Traffic lights

Traffic lights

Life Cycle banner“Traffic lights” according to Wikipedia, “are signalling devices positioned at road intersections, pedestrian crossings and other locations to control competing flows of traffic.” But as a humble cyclist I will not compete with mobs of motorised behemoths – that way lies sudden megadeath. So what control should traffic lights have on a non-competing traffic flow willing to weave through available gaps?

The super-objective of traffic control is the rapid safe transit of cars and the preservation of pedestrians. Responsible pedal-pushers won’t interfere with that. Canny cyclists learn the phases of lights in their neighbourhood and on oft-travelled routes.

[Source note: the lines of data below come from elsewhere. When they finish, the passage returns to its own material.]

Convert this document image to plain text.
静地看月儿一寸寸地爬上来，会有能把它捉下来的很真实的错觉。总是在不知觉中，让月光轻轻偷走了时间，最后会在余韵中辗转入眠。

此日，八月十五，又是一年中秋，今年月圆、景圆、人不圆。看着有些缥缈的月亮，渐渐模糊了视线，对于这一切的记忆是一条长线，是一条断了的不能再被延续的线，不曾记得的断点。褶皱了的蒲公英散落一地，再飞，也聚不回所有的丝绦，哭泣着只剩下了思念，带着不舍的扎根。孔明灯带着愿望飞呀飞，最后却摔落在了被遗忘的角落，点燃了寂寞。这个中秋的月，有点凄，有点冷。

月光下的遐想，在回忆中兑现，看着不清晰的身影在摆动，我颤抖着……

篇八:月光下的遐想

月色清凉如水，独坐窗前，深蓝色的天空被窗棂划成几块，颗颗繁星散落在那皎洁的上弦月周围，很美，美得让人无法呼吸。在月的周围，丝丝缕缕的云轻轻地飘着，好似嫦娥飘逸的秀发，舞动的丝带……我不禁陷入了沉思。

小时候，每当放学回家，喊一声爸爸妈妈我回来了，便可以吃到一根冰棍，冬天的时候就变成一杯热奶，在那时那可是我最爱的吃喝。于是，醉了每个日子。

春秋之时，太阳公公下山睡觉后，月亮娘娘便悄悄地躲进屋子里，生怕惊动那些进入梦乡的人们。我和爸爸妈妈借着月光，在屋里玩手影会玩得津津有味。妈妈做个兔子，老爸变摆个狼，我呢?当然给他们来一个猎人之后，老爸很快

Cresting Edgecliff on New South Head Road it helps to recognise you have 15 seconds more green after the Ocean Street right turn arrow starts. Approaching Taylor Square from the north, noting the green arrow to Flinders Street encourages ducking down Foley Lane. Knowing the order of left and right turning arrows offered motorists in Campbell and Riley Streets often eases one through that intersection by Police Headquarters.

Somewhere in their youths or childhoods some simpletons must have won animal stamps for dobbing and ever since have hissed and pointed at perceived transgressions: “Ooh, look, look, Miss, he ran the red!” Oh, the condemning faces and tut-tutting endured for having the temerity to ride the bike on a pedestrian way. Please, neurotic Nellies all, complain after you suffer – not in Chicken Little anticipation welling from a mindset so gloomily self-pitying that any stimulus makes you fear for your miserable subsistence.

Traffic lights send signals. The simple coded messages provided are interpreted according to the viewer’s intelligence and experience. If you are confused or affronted by others’ interpretation of traffic controlling machines, rather than rush to judgement, watch and learn.

As happy Prince Willie might vaingloriously pronounce “One may be flouting the conventional interpretation of the signs of the times whilst honouring the principle those signs too crudely represent”. Or, as Tony Abbott puts it – “ Some people just do not get it.”